The do’s and don’ts of appraising your estate jewelry
An unfortunate part of someone passing is the aftermath of tasks that must be done such as reading the will, cleaning out the persons home, dividing assets, and grieving. When you clean out the persons home you may realize there is estate jewelry you were unaware of that must get appraised and sold.
The do’s and don’ts of appraising estate jewelry
- Don’t appraise it yourself.
- Don’t go with one person’s appraisal – get a minimum of 3.
- Don’t assume something is worth more than it is.
- Don’t try to sell for more than it’s appraised.
- Do get the estate jewelry appraised by a professional appraisal company such as a jewelry store or a pawn shop.
- Do start the selling price at or below the appraisal value.
- Do receive the funds and get proper documentation to go with the cash – when you sell.
How is jewelry appraised?
Jewelry is appraised based on the current market value and condition of the piece. For example, if you come in with a diamond ring in a gold setting, the gold band will get appraised and then the diamonds will also get appraised. Sometimes, the gold is the only appraised part of the piece depending on the quality of diamonds.

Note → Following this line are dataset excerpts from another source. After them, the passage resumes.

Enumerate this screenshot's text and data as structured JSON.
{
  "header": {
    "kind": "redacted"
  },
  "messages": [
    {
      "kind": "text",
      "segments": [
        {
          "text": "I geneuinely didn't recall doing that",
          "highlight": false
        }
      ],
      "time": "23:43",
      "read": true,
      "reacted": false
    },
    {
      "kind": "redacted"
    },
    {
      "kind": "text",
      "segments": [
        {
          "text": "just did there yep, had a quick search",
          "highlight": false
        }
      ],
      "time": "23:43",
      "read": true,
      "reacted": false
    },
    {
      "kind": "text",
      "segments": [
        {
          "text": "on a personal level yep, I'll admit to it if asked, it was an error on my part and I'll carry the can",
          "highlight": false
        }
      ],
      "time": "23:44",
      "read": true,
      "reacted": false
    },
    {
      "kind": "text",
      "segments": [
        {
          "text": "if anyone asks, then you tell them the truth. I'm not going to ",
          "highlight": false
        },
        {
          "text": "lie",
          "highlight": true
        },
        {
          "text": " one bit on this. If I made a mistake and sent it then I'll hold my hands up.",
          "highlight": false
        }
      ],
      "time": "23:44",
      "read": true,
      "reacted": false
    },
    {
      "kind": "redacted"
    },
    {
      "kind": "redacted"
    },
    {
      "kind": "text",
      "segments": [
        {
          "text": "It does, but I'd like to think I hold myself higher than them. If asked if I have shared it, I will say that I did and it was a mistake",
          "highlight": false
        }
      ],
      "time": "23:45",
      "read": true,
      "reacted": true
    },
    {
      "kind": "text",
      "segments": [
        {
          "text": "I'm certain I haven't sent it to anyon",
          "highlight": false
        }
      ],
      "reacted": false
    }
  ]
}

Most jewelers who purchase estate jewelry will pay 10-20% of the retail value of your piece; $1,000 value would be purchased between $100-200.
Pawnbrokers typically pay a shy 10% of the retail value as they can’t resell your piece until the pawn period has expired.
Remember, just because you feel a piece is worth x amount or is fashionable or beautiful does not mean it’s worth more. Everything depends on the marketability of the piece.
If it’s something that is popular or in demand at the time of appraisal, it may get appraised a bit higher than something that’s considered ‘scrap’ jewelry.